Between January 2000 and December 2007, Masieri et al. carried out a careful prospectively designed study and collected data from 251
consecutive patients who had pathologically localized (organ-confined) prostate cancer after radical prostatectomy. Data from 239 of these
patients was usable for analysis. The authors defined PNI as adenocarcinoma observed within the perineural space adjacent to a nerve.
The results of their study showed that:
Intraprostatic PNI occurred in a total of 157/239 patients (65.7 percent).
PNI was more commonly observed in men with pathologic stage T2b/c (149/204 patients or 73 percent)) than in men with pathologic
stage T2a (8/35 patients or 26 percent).
PNI was also more common in men with a Gleason score of 7 to 10 (73/93 patients or 78.5 percent) than in men with a Gleason score
of 2 to 6 (84/146 patients or 57 percent).
Average (mean) follow-up was 65.4 months (range, 24 to 118 months).
11/239 patients (4.6 percent) had biochemical recurrence after surgery and 7 of these 11 patients (63.6 percent) showed PNI.
228/239 patients (95.4 percent) were free from biochemical progression after surgery and 150 of these 228 patients (65.7 percent) had
PNI.
The actuarial biochemical progression-free survival rate for all patients was 96.9 percent at 60 months and 93.5 percent at 84 months,
respectively.
Stratification based on the presence or absence of PNI did not allow for identification of different prognostic groups.
The authors conclude that, at least in their series of patients, men with pathological stage T2 disease and PNI were found to present with a
higher pT2 stage and Gleason score than men without PNI, but that the biochemical progression-free outcomes among these patients were
similar to the outcomes of patients without PNI at a follow up of between 2 and 12 years.
This study appears to suggest that the prognostic impact of PNI on risk for progressive prostate cancer is actually much lower than has been
assumed in the past.
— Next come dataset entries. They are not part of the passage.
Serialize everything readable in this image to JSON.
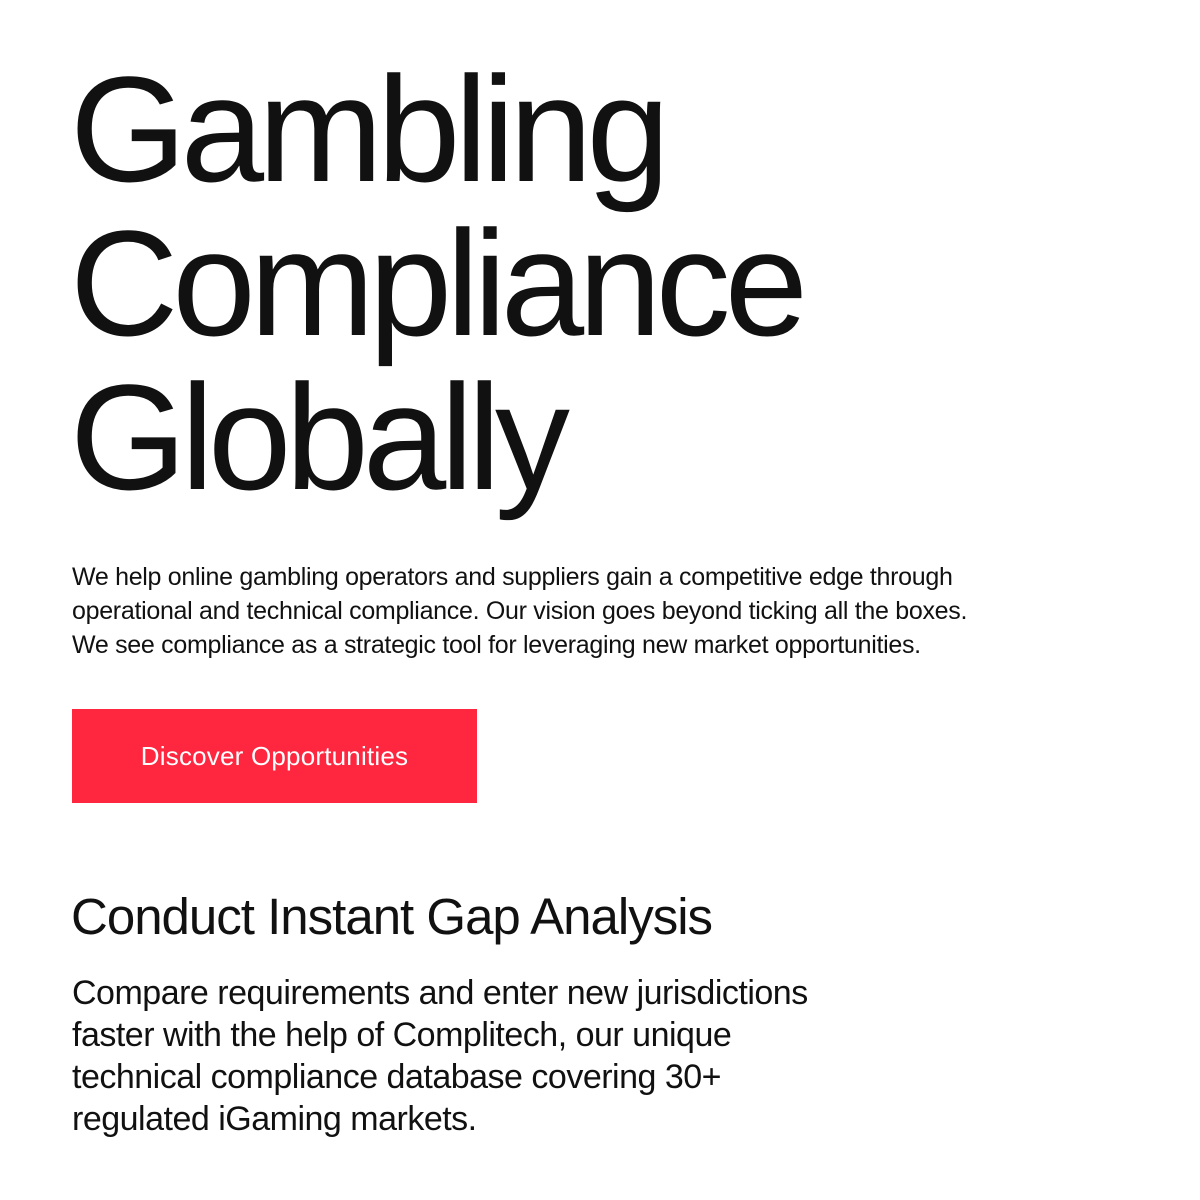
{
  "hero": {
    "title_lines": [
      "Gambling",
      "Compliance",
      "Globally"
    ]
  },
  "intro": {
    "lines": [
      "We help online gambling operators and suppliers gain a competitive edge through",
      "operational and technical compliance. Our vision goes beyond ticking all the boxes.",
      "We see compliance as a strategic tool for leveraging new market opportunities."
    ]
  },
  "cta": {
    "label": "Discover Opportunities",
    "color": "#ff263f"
  },
  "gap_analysis": {
    "heading": "Conduct Instant Gap Analysis",
    "lines": [
      "Compare requirements and enter new jurisdictions",
      "faster with the help of Complitech, our unique",
      "technical compliance database covering 30+",
      "regulated iGaming markets."
    ]
  }
}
It may well be that as men have increasingly been diagnosed earlier in the progression of their disease, that perineural
invasion is a less significant prognostic factor for men with truly localized disease than it has been thought to be for men known to have
extraprostatic extension of their disease. In other words, PNI in men with pathological T3/4 disease may have greater prognostic significance
than it does in men with pathological T2 disease.